Я постучал по груди. Кусок выпирал заметно. Чуб (как легка и быстра, как умела его ощупь) коснулся меня рукой, убедился — и мы пошли дальше.
Наши с ним ночные поиски, хожения, как говорили в старину, имели своей внешней и вроде бы единственной целью выпивку. Шли бок о бок ночной Москвой, как это водится у безденежных алчущих агэшников. Просто выпить где-то водки. На халяву. Хотя бы сколько.

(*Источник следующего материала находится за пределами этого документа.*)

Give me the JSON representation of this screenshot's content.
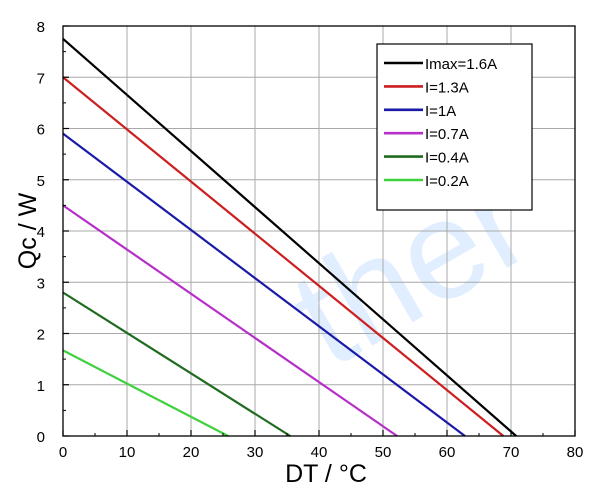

Но замыслами отличались — Чубик очень определенно нацелился «выдоить» меня, узнать больше и пространнее о писателях, кто уже с именем и с судьбой; да и о безымянных тоже. (Раз уж сообщение, раз уж я позвонил — должна же быть там своя тыща слов.) Как я убедился после, он хотел услышать любой наворот, всякую сплетню, раздутую хоть до полной неправдоподобности, до мифа (отчет о мифе — тоже информация). Хотел услышать о том и о той, их деньгах, их смятых постелях, о визах, был или почему не был на приеме в посольствах — обыденщина стукачества, мало кому важная, уже и безвкусная, как перетертая пища. (И все же кому-то нужная, а ему, Чубику, необходимая — работа, зарплата.) Как-никак труд. Он довольно ловко накручивал на магнитофон мои раздерганные, сумбурные словеса. Он попросту совал руку в карман, словно бы почесываясь, и там нажимал мягкую кнопку пуска. Если я закуривал или замолкал, Чубисов вновь почесывался, чтобы исключить холостой ход, зачем ему тишина? Как ни искусно он проделывал (отворачивался, чихал, искал в карманах платок), я замечал. Не каждый раз, но замечал. Дело в знании. Когда знаешь — заметишь. Итак, он хотел меня выдоить, я — его убить. Так и было. В тот темный осенний вечер. Теперь я понимаю.